Highlights & Insights

  • Data generation effectively solves pain points: The "generate-then-edit" paradigm bypasses the limitations of generative models while achieving both photorealism and precise CCS details, representing a key engineering breakthrough for fine-grained CCS benchmarks.
  • Objective evaluation design: The use of commonsense distractors and cyclic permutation, combined with the HalluRate metric, provides much more information than traditional binary judgments.
  • Valuable negative findings on CoT: On tasks requiring precise visual detail, CoT amplifies linguistic priors and dilutes visual signals. This challenges the "reasoning as a panacea" narrative, with visual evidence from probability trajectory clustering explaining the "drift" in thought.

Limitations & Future Work

  • Dependence on closed-source models: The pipeline is tied to Seedream 3.0 / SeedEdit 3.0, limiting reproducibility and control, while editing quality defines the data's upper bound.
  • Scale and coverage: 1,786 images across 6 task types is a sample of the fine-grained hallucination landscape. Some tasks overlap, and counting is focused on small numbers, leaving long-tail and complex scenarios under-explored.
  • Diagnostics without prescriptions: FREAK quantifies the problem but does not provide training or decoding solutions to reduce fine-grained hallucinations. The fundamental mechanisms of CoT degradation require further investigation.
  • LLM-as-judge bias: FQA relies on LLM evaluation; biases in the judge model may propagate into the final scores.
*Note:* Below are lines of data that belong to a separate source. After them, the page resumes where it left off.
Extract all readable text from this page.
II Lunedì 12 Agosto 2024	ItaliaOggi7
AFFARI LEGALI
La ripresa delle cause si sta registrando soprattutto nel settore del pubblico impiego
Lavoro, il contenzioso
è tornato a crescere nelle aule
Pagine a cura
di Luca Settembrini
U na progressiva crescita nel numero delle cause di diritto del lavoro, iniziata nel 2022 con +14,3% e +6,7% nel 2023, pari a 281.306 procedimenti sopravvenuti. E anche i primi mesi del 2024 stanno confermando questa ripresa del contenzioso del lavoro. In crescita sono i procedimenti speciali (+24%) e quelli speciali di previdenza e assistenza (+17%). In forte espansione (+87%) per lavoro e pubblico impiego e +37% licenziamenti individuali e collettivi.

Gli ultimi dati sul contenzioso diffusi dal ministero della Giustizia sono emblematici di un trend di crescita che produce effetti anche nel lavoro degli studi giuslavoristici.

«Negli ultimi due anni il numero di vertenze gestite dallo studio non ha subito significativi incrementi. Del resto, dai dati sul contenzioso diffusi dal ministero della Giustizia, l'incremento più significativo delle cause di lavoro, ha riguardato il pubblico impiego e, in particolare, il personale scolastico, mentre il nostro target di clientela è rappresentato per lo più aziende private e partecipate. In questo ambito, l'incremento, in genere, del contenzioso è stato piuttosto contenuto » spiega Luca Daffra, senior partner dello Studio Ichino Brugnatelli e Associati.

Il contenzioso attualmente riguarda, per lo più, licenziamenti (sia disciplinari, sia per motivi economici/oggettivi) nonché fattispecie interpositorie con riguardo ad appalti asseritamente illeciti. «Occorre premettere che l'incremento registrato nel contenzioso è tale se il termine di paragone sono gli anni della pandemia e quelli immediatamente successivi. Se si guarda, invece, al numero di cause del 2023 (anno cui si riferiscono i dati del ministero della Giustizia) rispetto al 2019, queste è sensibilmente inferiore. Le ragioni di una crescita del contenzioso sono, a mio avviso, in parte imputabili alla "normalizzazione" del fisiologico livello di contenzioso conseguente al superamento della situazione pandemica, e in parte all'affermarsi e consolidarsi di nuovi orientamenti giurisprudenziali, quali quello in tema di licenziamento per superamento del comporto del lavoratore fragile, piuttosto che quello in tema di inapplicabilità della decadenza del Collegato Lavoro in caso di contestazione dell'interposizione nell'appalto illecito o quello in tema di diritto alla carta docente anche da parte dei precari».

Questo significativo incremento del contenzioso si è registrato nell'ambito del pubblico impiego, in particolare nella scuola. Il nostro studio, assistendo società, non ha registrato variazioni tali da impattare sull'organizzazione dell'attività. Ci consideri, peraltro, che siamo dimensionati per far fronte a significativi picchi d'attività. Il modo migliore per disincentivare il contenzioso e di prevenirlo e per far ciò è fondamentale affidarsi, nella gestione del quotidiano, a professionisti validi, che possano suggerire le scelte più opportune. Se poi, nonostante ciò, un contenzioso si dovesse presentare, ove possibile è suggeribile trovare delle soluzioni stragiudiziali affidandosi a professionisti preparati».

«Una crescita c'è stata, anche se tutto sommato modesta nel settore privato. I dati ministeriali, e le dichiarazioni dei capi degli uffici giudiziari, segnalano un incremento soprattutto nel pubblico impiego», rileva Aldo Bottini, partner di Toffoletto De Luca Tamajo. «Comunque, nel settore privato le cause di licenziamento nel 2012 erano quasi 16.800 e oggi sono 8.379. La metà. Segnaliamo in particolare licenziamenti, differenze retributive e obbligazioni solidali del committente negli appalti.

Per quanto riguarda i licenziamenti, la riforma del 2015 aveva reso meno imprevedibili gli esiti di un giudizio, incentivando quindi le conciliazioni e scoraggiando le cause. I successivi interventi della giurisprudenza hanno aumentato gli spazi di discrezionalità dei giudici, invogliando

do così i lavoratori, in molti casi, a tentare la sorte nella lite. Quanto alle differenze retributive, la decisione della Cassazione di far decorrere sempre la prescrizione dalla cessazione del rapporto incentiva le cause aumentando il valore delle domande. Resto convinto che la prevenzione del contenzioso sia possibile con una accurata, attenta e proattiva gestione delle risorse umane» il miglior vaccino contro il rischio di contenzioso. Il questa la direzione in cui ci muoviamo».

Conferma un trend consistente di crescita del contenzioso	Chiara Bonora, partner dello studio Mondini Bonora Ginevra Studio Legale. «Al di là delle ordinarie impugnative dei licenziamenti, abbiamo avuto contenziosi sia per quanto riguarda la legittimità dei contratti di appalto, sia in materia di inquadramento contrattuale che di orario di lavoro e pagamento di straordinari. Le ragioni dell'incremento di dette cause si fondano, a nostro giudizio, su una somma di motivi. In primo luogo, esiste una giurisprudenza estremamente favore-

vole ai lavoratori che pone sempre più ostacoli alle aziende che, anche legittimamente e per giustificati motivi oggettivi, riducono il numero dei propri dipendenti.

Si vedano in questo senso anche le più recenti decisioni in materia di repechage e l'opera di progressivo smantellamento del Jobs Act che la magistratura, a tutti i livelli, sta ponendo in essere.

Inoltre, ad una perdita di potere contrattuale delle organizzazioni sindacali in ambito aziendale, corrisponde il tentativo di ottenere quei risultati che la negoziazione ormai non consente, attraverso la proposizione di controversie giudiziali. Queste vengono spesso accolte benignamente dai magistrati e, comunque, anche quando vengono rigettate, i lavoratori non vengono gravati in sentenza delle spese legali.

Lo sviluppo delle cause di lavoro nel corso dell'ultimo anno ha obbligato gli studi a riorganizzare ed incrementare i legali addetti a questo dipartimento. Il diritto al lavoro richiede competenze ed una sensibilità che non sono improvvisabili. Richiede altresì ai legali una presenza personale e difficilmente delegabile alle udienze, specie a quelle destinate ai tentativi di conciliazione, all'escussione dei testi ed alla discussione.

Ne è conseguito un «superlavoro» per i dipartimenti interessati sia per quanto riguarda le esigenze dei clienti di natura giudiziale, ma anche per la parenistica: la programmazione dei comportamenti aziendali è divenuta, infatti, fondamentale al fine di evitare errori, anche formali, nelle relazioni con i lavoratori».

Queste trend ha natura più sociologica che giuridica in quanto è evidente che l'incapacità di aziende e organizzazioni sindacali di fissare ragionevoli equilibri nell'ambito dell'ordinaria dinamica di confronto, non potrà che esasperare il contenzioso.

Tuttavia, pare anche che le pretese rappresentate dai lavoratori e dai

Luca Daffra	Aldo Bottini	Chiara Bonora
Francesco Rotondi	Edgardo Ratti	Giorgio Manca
FREAK continues the line of work (HallusionBench, PhD, WHOOPS, VLind-Bench) using CCS images to detect hallucinations but offers a systematic upgrade in realism, diversity, and objectivity. Unlike benchmarks evaluating long-text output (MIRAGE, LongHalQA), FREAK focuses on fine-grained CCS visual challenges. Key takeaways: first, the "generation-editing" decoupled paradigm is generalizable to other "real base + controlled perturbation" scenarios; second, explicit metrics like HalluRate should become standard in multimodal evaluation; third, the degradation of CoT on visual tasks suggests that hallucination reduction should focus on visual encoding and training protocols rather than simply lengthening reasoning chains.

Rating

  • Novelty: ⭐⭐⭐⭐ The "generate-then-edit" paradigm addresses the core bottleneck of CCS benchmarks; the distractor-based MCQ design is innovative.
  • Experimental Thoroughness: ⭐⭐⭐⭐ Covers 20+ models with scaling laws, normal vs. CCS comparisons, CoT degradation, and reasoning trajectory analysis.
  • Writing Quality: ⭐⭐⭐⭐ Logical flow from motivation to discovery with clear figures and tables; key conclusions are highlighted.
  • Value: ⭐⭐⭐⭐ Provides a non-saturated, discriminative benchmark for SOTA models and empirically challenges the efficacy of CoT in visual detail tasks.